A solution containing `H^(+)` and `D^(+)` ions is equilibrium with a mixture of `H_(2)` and `D_(2)` gases at `25^(@)C`. If the particle pressure of both the gases is 1.0 atm, find the value of `log""([D^(+)])/([H^(+)])`.
(Given : `E_(D^(+)//D_(2))^(0) = -0.003V, (2.303 RT)/(F) = 0.0591`)

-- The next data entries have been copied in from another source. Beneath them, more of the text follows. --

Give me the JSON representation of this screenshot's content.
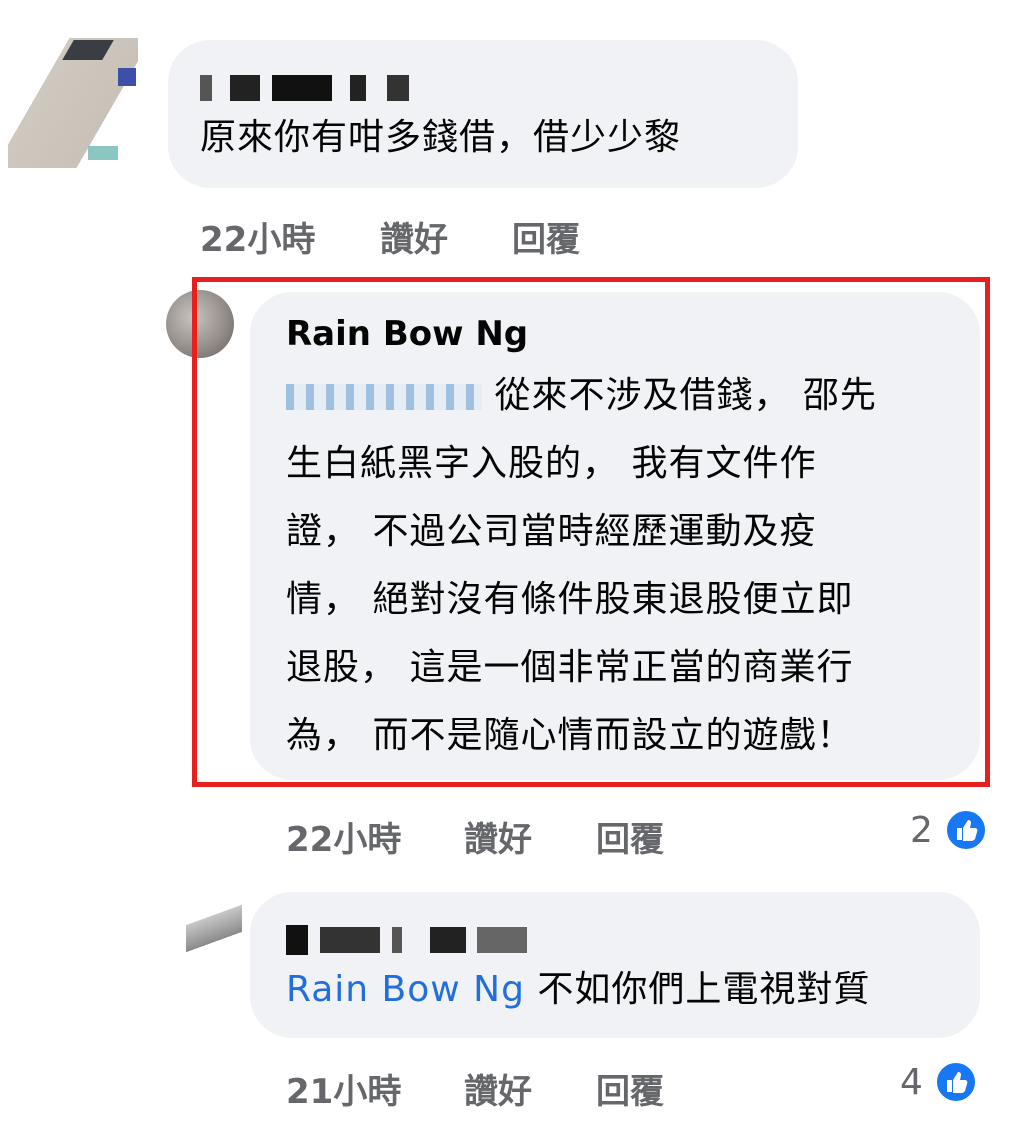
{
  "comments": [
    {
      "text": "原來你有咁多錢借，借少少黎",
      "time": "22小時",
      "like": "讚好",
      "reply": "回覆"
    },
    {
      "author": "Rain Bow Ng",
      "lines": [
        "從來不涉及借錢， 邵先",
        "生白紙黑字入股的， 我有文件作",
        "證， 不過公司當時經歷運動及疫",
        "情， 絕對沒有條件股東退股便立即",
        "退股， 這是一個非常正當的商業行",
        "為， 而不是隨心情而設立的遊戲！"
      ],
      "time": "22小時",
      "like": "讚好",
      "reply": "回覆",
      "like_count": "2",
      "highlight_color": "#e5201f"
    },
    {
      "mention": "Rain Bow Ng",
      "text": "不如你們上電視對質",
      "time": "21小時",
      "like": "讚好",
      "reply": "回覆",
      "like_count": "4"
    }
  ],
  "icons": {
    "reaction": "like-thumb-icon"
  },
  "colors": {
    "bubble": "#f0f2f5",
    "meta": "#65676b",
    "mention": "#216fdb",
    "like": "#1877f2"
  }
}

To solve the problem, we need to find the value of \( \log\left(\frac{[D^+]}{[H^+]}\right) \) for a solution in equilibrium with a mixture of \( H_2 \) and \( D_2 \) gases at a pressure of 1.0 atm each. ### Step-by-Step Solution: 1. **Identify the Reaction**: The equilibrium reaction can be written as: \[ D_2 + 2H^+ \rightleftharpoons 2D^+ + H_2 \] This indicates that \( D^+ \) and \( H^+ \) ions are produced from the gases \( D_2 \) and \( H_2 \). 2. **Use the Nernst Equation**: At equilibrium, the cell potential \( E \) is 0. The Nernst equation is given by: \[ E = E^0 - \frac{2.303RT}{nF} \log\left(\frac{[D^+]^2}{[H^+][D_2]}\right) \] Here, \( n = 1 \) (one electron transfer), \( R = 8.314 \, \text{J/mol·K} \), \( T = 298 \, \text{K} \) (25°C), and \( F = 96485 \, \text{C/mol} \). 3. **Substituting Known Values**: Given \( E^0_{D^+/D_2} = -0.003 \, \text{V} \) and \( 2.303 \frac{RT}{F} = 0.0591 \): \[ 0 = -0.003 - \frac{0.0591}{1} \log\left(\frac{[D^+]^2}{[H^+][D_2]}\right) \] 4. **Rearranging the Equation**: Rearranging gives: \[ 0.003 = 0.0591 \log\left(\frac{[D^+]^2}{[H^+][D_2]}\right) \] 5. **Solving for the Logarithm**: Divide both sides by \( 0.0591 \): \[ \log\left(\frac{[D^+]^2}{[H^+][D_2]}\right) = \frac{0.003}{0.0591} \] Calculate the right side: \[ \frac{0.003}{0.0591} \approx 0.0507 \] 6. **Finding the Ratio**: Since we need \( \log\left(\frac{[D^+]}{[H^+]}\right) \), we can express: \[ \log\left(\frac{[D^+]}{[H^+]}\right) = \frac{1}{2} \log\left(\frac{[D^+]^2}{[H^+][D_2]}\right) - \log\left(\frac{[D_2]}{[H^+]}\right) \] Since \( P_{H_2} = P_{D_2} = 1.0 \, \text{atm} \), we can assume \( [D_2] = [H_2] \) in the solution, hence: \[ \log\left(\frac{[D_2]}{[H^+]}\right) = 0 \] Therefore: \[ \log\left(\frac{[D^+]}{[H^+]}\right) = \frac{1}{2} \times 0.0507 \approx 0.02535 \] ### Final Answer: Thus, the value of \( \log\left(\frac{[D^+]}{[H^+]}\right) \) is approximately \( 0.02535 \).